I have been reflecting lately on my experience of suffering hardships and trials and how God can use these to strengthen me in faith, hope, and love. Jesus stated that a grain of wheat must first die and be buried, covered completely, before it can bear fruit and become what it was made to be (John 12:26). I think that is an image of what God does in each of us as we die to ourselves, even in our times of suffering, and rise to new life in Christ. Jesus showed me that, because of his life, death, resurrection, and ascension, suffering is now a gateway to hope. And hidden within the ground of suffering lies the treasure: the priceless gift of eternal life with God in heaven. 

The story of Shadrach, Meshach, and Abednego (Book of Daniel, Chapter 3), who were thrown into the fiery furnace has been as inspiring example for me of how suffering can allow faith to grow and also be a witness to help nonbelievers find God. Three men, in a pagan land, are commanded to bow before a golden image, to commit idolatry. They say no, and are thus thrown into a fiery furnace – a furnace with real fire, a fire whose heat killed the men who threw the three in. The three who chose to be martyrs rather than idolaters, were engulfed in the flames and felt the heat, and yet they lived. They are thrown into the furnace bound, yet in the furnace – and not before – they are “unbound, walking in the middle of the fire, and they are not hurt,” Scripture says. I think, if we pass this too quickly we may miss the reality that they felt the fire, that they were touched by it, in their bodies, but ultimately were not harmed. This preservation is the cause of Nebuchadnezzar’s change of heart: “I see [he physically saw] four men walking in the middle of the fire and they are not hurt.” 

Walking in the furnace of this world
The witness we can offer, perhaps the most provocative one, is that, if we find ourselves in the midst of trial, is to keep walking – keep walking in the furnace of this world and to live as “unbound” men and women.
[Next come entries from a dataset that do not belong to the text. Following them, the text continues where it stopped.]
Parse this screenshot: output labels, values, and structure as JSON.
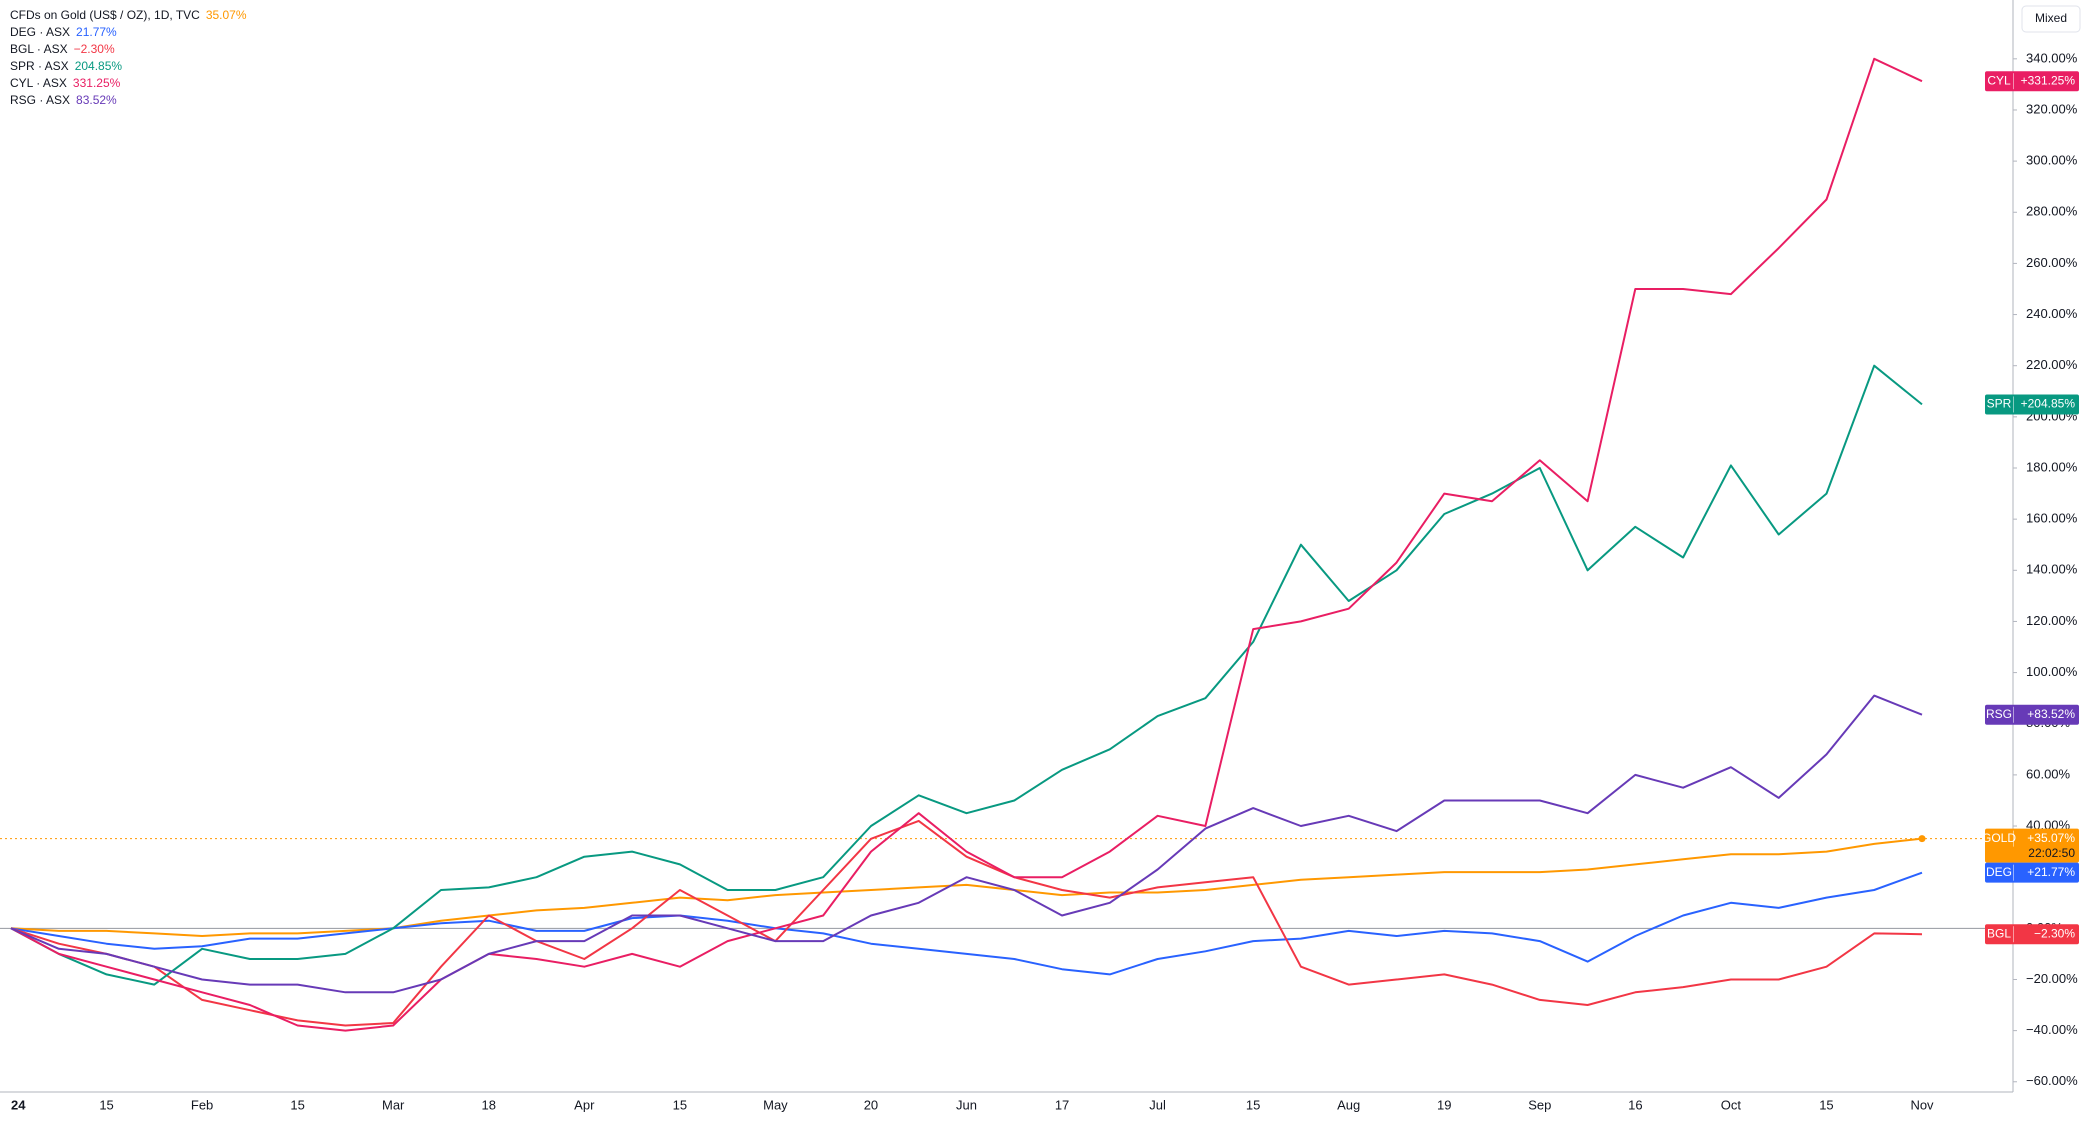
{
  "chart_data": {
    "type": "line",
    "categories": [
      "24",
      null,
      "15",
      null,
      "Feb",
      null,
      "15",
      null,
      "Mar",
      null,
      "18",
      null,
      "Apr",
      null,
      "15",
      null,
      "May",
      null,
      "20",
      null,
      "Jun",
      null,
      "17",
      null,
      "Jul",
      null,
      "15",
      null,
      "Aug",
      null,
      "19",
      null,
      "Sep",
      null,
      "16",
      null,
      "Oct",
      null,
      "15",
      null,
      "Nov"
    ],
    "ylim": [
      -64,
      363
    ],
    "yticks": [
      {
        "value": -60,
        "label": "−60.00%"
      },
      {
        "value": -40,
        "label": "−40.00%"
      },
      {
        "value": -20,
        "label": "−20.00%"
      },
      {
        "value": 0,
        "label": "0.00%"
      },
      {
        "value": 20,
        "label": "20.00%"
      },
      {
        "value": 40,
        "label": "40.00%"
      },
      {
        "value": 60,
        "label": "60.00%"
      },
      {
        "value": 80,
        "label": "80.00%"
      },
      {
        "value": 100,
        "label": "100.00%"
      },
      {
        "value": 120,
        "label": "120.00%"
      },
      {
        "value": 140,
        "label": "140.00%"
      },
      {
        "value": 160,
        "label": "160.00%"
      },
      {
        "value": 180,
        "label": "180.00%"
      },
      {
        "value": 200,
        "label": "200.00%"
      },
      {
        "value": 220,
        "label": "220.00%"
      },
      {
        "value": 240,
        "label": "240.00%"
      },
      {
        "value": 260,
        "label": "260.00%"
      },
      {
        "value": 280,
        "label": "280.00%"
      },
      {
        "value": 300,
        "label": "300.00%"
      },
      {
        "value": 320,
        "label": "320.00%"
      },
      {
        "value": 340,
        "label": "340.00%"
      }
    ],
    "grid": false,
    "scale_mode": "Mixed",
    "series": [
      {
        "name": "CFDs on Gold (US$ / OZ), 1D, TVC",
        "tag": "GOLD",
        "legend_value": "35.07%",
        "tag_value": "+35.07%",
        "countdown": "22:02:50",
        "color": "#ff9800",
        "dotted_last": true,
        "values": [
          0,
          -1,
          -1,
          -2,
          -3,
          -2,
          -2,
          -1,
          0,
          3,
          5,
          7,
          8,
          10,
          12,
          11,
          13,
          14,
          15,
          16,
          17,
          15,
          13,
          14,
          14,
          15,
          17,
          19,
          20,
          21,
          22,
          22,
          22,
          23,
          25,
          27,
          29,
          29,
          30,
          33,
          35.07
        ]
      },
      {
        "name": "DEG · ASX",
        "tag": "DEG",
        "legend_value": "21.77%",
        "tag_value": "+21.77%",
        "color": "#2962ff",
        "values": [
          0,
          -3,
          -6,
          -8,
          -7,
          -4,
          -4,
          -2,
          0,
          2,
          3,
          -1,
          -1,
          4,
          5,
          3,
          0,
          -2,
          -6,
          -8,
          -10,
          -12,
          -16,
          -18,
          -12,
          -9,
          -5,
          -4,
          -1,
          -3,
          -1,
          -2,
          -5,
          -13,
          -3,
          5,
          10,
          8,
          12,
          15,
          21.77
        ]
      },
      {
        "name": "BGL · ASX",
        "tag": "BGL",
        "legend_value": "−2.30%",
        "tag_value": "−2.30%",
        "color": "#f23645",
        "values": [
          0,
          -6,
          -10,
          -15,
          -28,
          -32,
          -36,
          -38,
          -37,
          -15,
          5,
          -5,
          -12,
          0,
          15,
          5,
          -5,
          15,
          35,
          42,
          28,
          20,
          15,
          12,
          16,
          18,
          20,
          -15,
          -22,
          -20,
          -18,
          -22,
          -28,
          -30,
          -25,
          -23,
          -20,
          -20,
          -15,
          -2,
          -2.3
        ]
      },
      {
        "name": "SPR · ASX",
        "tag": "SPR",
        "legend_value": "204.85%",
        "tag_value": "+204.85%",
        "color": "#089981",
        "values": [
          0,
          -10,
          -18,
          -22,
          -8,
          -12,
          -12,
          -10,
          0,
          15,
          16,
          20,
          28,
          30,
          25,
          15,
          15,
          20,
          40,
          52,
          45,
          50,
          62,
          70,
          83,
          90,
          112,
          150,
          128,
          140,
          162,
          170,
          180,
          140,
          157,
          145,
          181,
          154,
          170,
          220,
          204.85
        ]
      },
      {
        "name": "CYL · ASX",
        "tag": "CYL",
        "legend_value": "331.25%",
        "tag_value": "+331.25%",
        "color": "#e91e63",
        "values": [
          0,
          -10,
          -15,
          -20,
          -25,
          -30,
          -38,
          -40,
          -38,
          -20,
          -10,
          -12,
          -15,
          -10,
          -15,
          -5,
          0,
          5,
          30,
          45,
          30,
          20,
          20,
          30,
          44,
          40,
          117,
          120,
          125,
          143,
          170,
          167,
          183,
          167,
          250,
          250,
          248,
          266,
          285,
          340,
          331.25
        ]
      },
      {
        "name": "RSG · ASX",
        "tag": "RSG",
        "legend_value": "83.52%",
        "tag_value": "+83.52%",
        "color": "#673ab7",
        "values": [
          0,
          -8,
          -10,
          -15,
          -20,
          -22,
          -22,
          -25,
          -25,
          -20,
          -10,
          -5,
          -5,
          5,
          5,
          0,
          -5,
          -5,
          5,
          10,
          20,
          15,
          5,
          10,
          23,
          39,
          47,
          40,
          44,
          38,
          50,
          50,
          50,
          45,
          60,
          55,
          63,
          51,
          68,
          91,
          83.52
        ]
      }
    ]
  }
}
And we are called to live as “three,” as a community and not as individuals, confident that we do not walk in the furnace alone but with Jesus Christ, who is much more, “more” in every sense of the word, than the “angelic being” who was with Shadrach, Meshach, and Abednego. 

During some recent trials of mine I have felt a little like I was being bound and tossed into a fiery furnace, but I now realize more clearly that Christ has set me free. I can choose to walk in faith – to get up and live my life each day with Christ beside me, even in the midst of the heat of temptation. This is one concrete way I can witness to others around me. Satan wants me to be bound in fear and discouragement, and one of the best ways I can thwart his strategy, is to continue to pray, serve, and share the gospel joyfully, even in the midst of sorrow, pain, and suffering.  

Because of what Jesus has accomplished through his incarnation, death, and resurrection, we are free to choose for eternal life with God. 

Your response to suffering
I think it’s helpful to ask ourselves, How do I respond to personal suffering? Do I pull away from the Lord and from others? Or do I embrace the Lord in my suffering and, as the psalmist says, “pour my heart out before him” and proclaim that the Lord is my refuge? (Psalm 62: 8). 

In our daily life, the Lord will at times give us a foretaste of the glory that awaits us. As Paul says, we are being transformed “into the same image from one degree of glory to another” (2 Corinthians 3:18). For me the most powerful and richest taste of this heavenly reality has come in the midst of suffering because it reminds me that I am made for something more – for glory with God. 

As I experience God bringing me through trials, I experience, in minute ways, the redemption of my body, from which God’s own life of grace flows, just as the Psalmist promises will happen: “As they go through the Valley of Baca / they make it a place of springs” (Psalm 84:6). 
Lynne May is from Jackson, Michigan, USA. She is currently working on a Masters in Social Work at the University of Michigan. She is a member of the Word of Life community in Ann Arbor, Michigan.